USPS Under Threat Ahead Of The November Election

The United States Postal Service has recently come under threat from the Trump administration, which has threatened to cut funding to the agency due to their financial losses over the years. These threats to the USPS comes at a crucial point in the agency’s history, where it will be largely responsible for conducting the 2020 election which will predominantly take place through mail-in ballots.

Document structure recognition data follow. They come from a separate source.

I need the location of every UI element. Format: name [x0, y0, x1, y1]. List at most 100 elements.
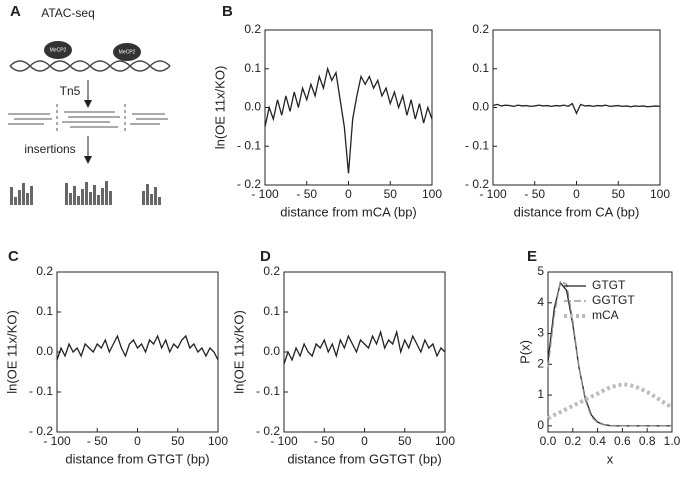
y-tick-label: 5	[537, 264, 544, 278]
x-axis-label: distance from mCA (bp)	[280, 204, 417, 219]
protein-label: MeCP2	[119, 49, 136, 55]
y-tick-label: - 0.1	[256, 384, 280, 398]
x-axis-label: distance from GGTGT (bp)	[287, 451, 441, 466]
y-tick-label: 0	[537, 418, 544, 432]
y-tick-label: 0.2	[36, 264, 53, 278]
plot-frame	[492, 29, 661, 186]
histogram-bar	[22, 183, 25, 205]
arrow-head	[84, 100, 92, 108]
histogram-bar	[26, 193, 29, 205]
histogram-bar	[109, 191, 112, 205]
y-tick-label: 0.2	[263, 264, 280, 278]
x-tick-label: - 100	[270, 434, 298, 448]
y-axis-label: ln(OE 11x/KO)	[212, 66, 227, 150]
y-tick-label: 0.1	[244, 61, 261, 75]
panel-label: E	[527, 248, 537, 265]
x-tick-label: 0	[361, 434, 368, 448]
y-tick-label: - 0.1	[237, 138, 261, 152]
plot-frame	[264, 29, 433, 186]
x-tick-label: - 50	[524, 187, 545, 201]
x-tick-label: 0	[573, 187, 580, 201]
y-tick-label: 0.1	[472, 61, 489, 75]
y-tick-label: 0.2	[472, 22, 489, 36]
y-tick-label: 0.1	[263, 304, 280, 318]
y-tick-label: 3	[537, 326, 544, 340]
panel-label: A	[10, 3, 21, 20]
x-tick-label: - 50	[87, 434, 108, 448]
x-axis-label: x	[607, 451, 614, 466]
y-tick-label: 0.0	[263, 344, 280, 358]
histogram-bar	[77, 196, 80, 205]
y-tick-label: - 0.1	[29, 384, 53, 398]
histogram-bar	[93, 185, 96, 205]
x-tick-label: 0	[134, 434, 141, 448]
x-tick-label: 50	[384, 187, 398, 201]
plot-frame	[547, 271, 673, 433]
y-tick-label: - 0.1	[465, 138, 489, 152]
panel-a-diagram: ATAC-seq MeCP2 MeCP2 Tn5 insertions	[8, 6, 171, 205]
arrow-head	[84, 156, 92, 164]
y-tick-label: 4	[537, 295, 544, 309]
data-line	[283, 329, 446, 365]
x-tick-label: 0.2	[564, 434, 581, 448]
x-tick-label: 0.6	[614, 434, 631, 448]
histogram-bar	[10, 187, 13, 205]
histogram-bar	[142, 191, 145, 205]
x-tick-label: 0.4	[589, 434, 606, 448]
y-tick-label: - 0.2	[237, 177, 261, 191]
histogram-bar	[158, 197, 161, 205]
histogram-bar	[81, 189, 84, 205]
x-tick-label: 0	[345, 187, 352, 201]
dna-strand	[9, 60, 171, 72]
x-tick-label: - 50	[296, 187, 317, 201]
x-tick-label: - 100	[479, 187, 507, 201]
x-tick-label: 50	[171, 434, 185, 448]
y-axis-label: P(x)	[517, 340, 532, 364]
y-tick-label: 0.0	[472, 100, 489, 114]
histogram-bar	[101, 188, 104, 205]
y-tick-label: 0.0	[36, 344, 53, 358]
histogram-bar	[30, 186, 33, 205]
protein-label: MeCP2	[50, 47, 67, 53]
protein	[44, 41, 72, 59]
data-line	[492, 102, 661, 115]
panel-label: D	[260, 248, 271, 265]
histogram-bar	[73, 186, 76, 205]
legend-label: GTGT	[592, 278, 626, 292]
y-axis-label: ln(OE 11x/KO)	[231, 310, 246, 394]
x-tick-label: - 100	[43, 434, 71, 448]
y-tick-label: 1	[537, 387, 544, 401]
histogram-bar	[146, 184, 149, 205]
histogram-bar	[150, 194, 153, 205]
y-axis-label: ln(OE 11x/KO)	[4, 310, 19, 394]
y-tick-label: 2	[537, 356, 544, 370]
y-tick-label: - 0.2	[29, 424, 53, 438]
fragments	[8, 104, 168, 134]
plot-frame	[56, 271, 219, 433]
x-tick-label: 50	[398, 434, 412, 448]
x-axis-label: distance from GTGT (bp)	[65, 451, 209, 466]
enzyme-label: Tn5	[60, 84, 81, 98]
legend-label: mCA	[592, 308, 619, 322]
y-tick-label: - 0.2	[465, 177, 489, 191]
y-tick-label: 0.2	[244, 22, 261, 36]
histogram-bar	[154, 187, 157, 205]
x-tick-label: 0.8	[639, 434, 656, 448]
x-tick-label: 100	[208, 434, 228, 448]
x-tick-label: 100	[422, 187, 442, 201]
y-tick-label: 0.0	[244, 100, 261, 114]
x-tick-label: - 50	[314, 434, 335, 448]
x-tick-label: - 100	[251, 187, 279, 201]
diagram-title: ATAC-seq	[41, 6, 95, 20]
x-tick-label: 1.0	[664, 434, 681, 448]
x-tick-label: 100	[650, 187, 670, 201]
step-label: insertions	[24, 142, 75, 156]
x-axis-label: distance from CA (bp)	[514, 204, 640, 219]
x-tick-label: 50	[612, 187, 626, 201]
histogram-bar	[85, 182, 88, 205]
histogram-bar	[65, 183, 68, 205]
histogram-bar	[69, 193, 72, 205]
histogram-bar	[14, 197, 17, 205]
data-line	[547, 280, 672, 427]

The USPS is currently the largest retail network and mail provider in the United States, and it is in charge of processing and delivering 48% of the world’s total mail supply. The USPS is an independent part of the government that was specifically authorized by the U.S. Constitution, responsible for providing comprehensive mail coverage throughout the country, even in rural or insular areas that may not otherwise receive coverage. Because of this, the USPS has an extensive network of distribution centers and offices across the U.S. that are maintained by over 500,000 workers. This causes the agency to bear significant costs due to its obligations to pay for its employees’ wages and pensions, as well as its responsibility to provide mail coverage in locations where it may not be profitable to do so.

Although the Trump administration has harshly criticized the USPS for being inefficient due to its financial losses in recent years, if we look at the historical data we can see that the agency is not performing particularly poorly at the moment. Throughout the last 60 years, the USPS has experienced yearly losses far more frequently than they have had profits. The current losses of the USPS are not as significant as they have been in the past, even though the movement against the USPS has gained more traction recently than ever before.

Ultimately, the USPS, like any other federal agency, is not intended to function for profit in the first place. When we say that the USPS is bearing “losses,” we are essentially saying that they are using up government funding, just like any other federal program. Even though the United States spends over $700 billion in their defense budget each year, this is rarely characterized as a “loss” in the same way that the USPS funding has been. The government maintains an obligation to fund the USPS, regardless of its profitability, as it is a public service like any other and an essential part of our government.

This is not to say that the USPS isn’t experiencing financial problems, as it is, and these issues surely need to be addressed. However, the Trump administration’s growing desire to try to cut the agency’s funding during such a tumultuous election cycle shows that they may have other objectives than simply addressing its financial turmoil. President Trump has repeatedly criticized the process of mail-in voting, regardless of the fact that the current COVID-19 crisis makes mail-in ballots the only way for citizens to safely vote without possibly exposing themselves to the virus. A majority of these mail-in ballots will likely be facilitated by the USPS, although if the agency experiences funding cuts right now, it may not be able to get every vote in on time. A crippled postal service could potentially leave millions of ballots at risk of not being counted, which could ultimately have a significant impact on the outcome of the November election.

Nevertheless, President Trump has already confirmed his plans to try to cut $25 billion in funding that was supposed to go to the agency as part of the coronavirus stimulus package. He has also appointed a new Postmaster General, William DeJoy, who has already cut the hours of many USPS employees, and has been supportive of Trump’s calls to cut the agency’s funding. There have also already been documented cases of the USPS removing mailboxes in places such as Portland, Oregon, which has held consistent protests against the Trump administration.

Although Congress is technically in recess right now, it has scheduled an emergency hearing on August 24th to question DeJoy and investigate the potential impact of these actions against the postal service. In order to ensure this crisis does not lead to voter suppression, the USPS needs to receive financial support from the government until the end of this election cycle, at minimum.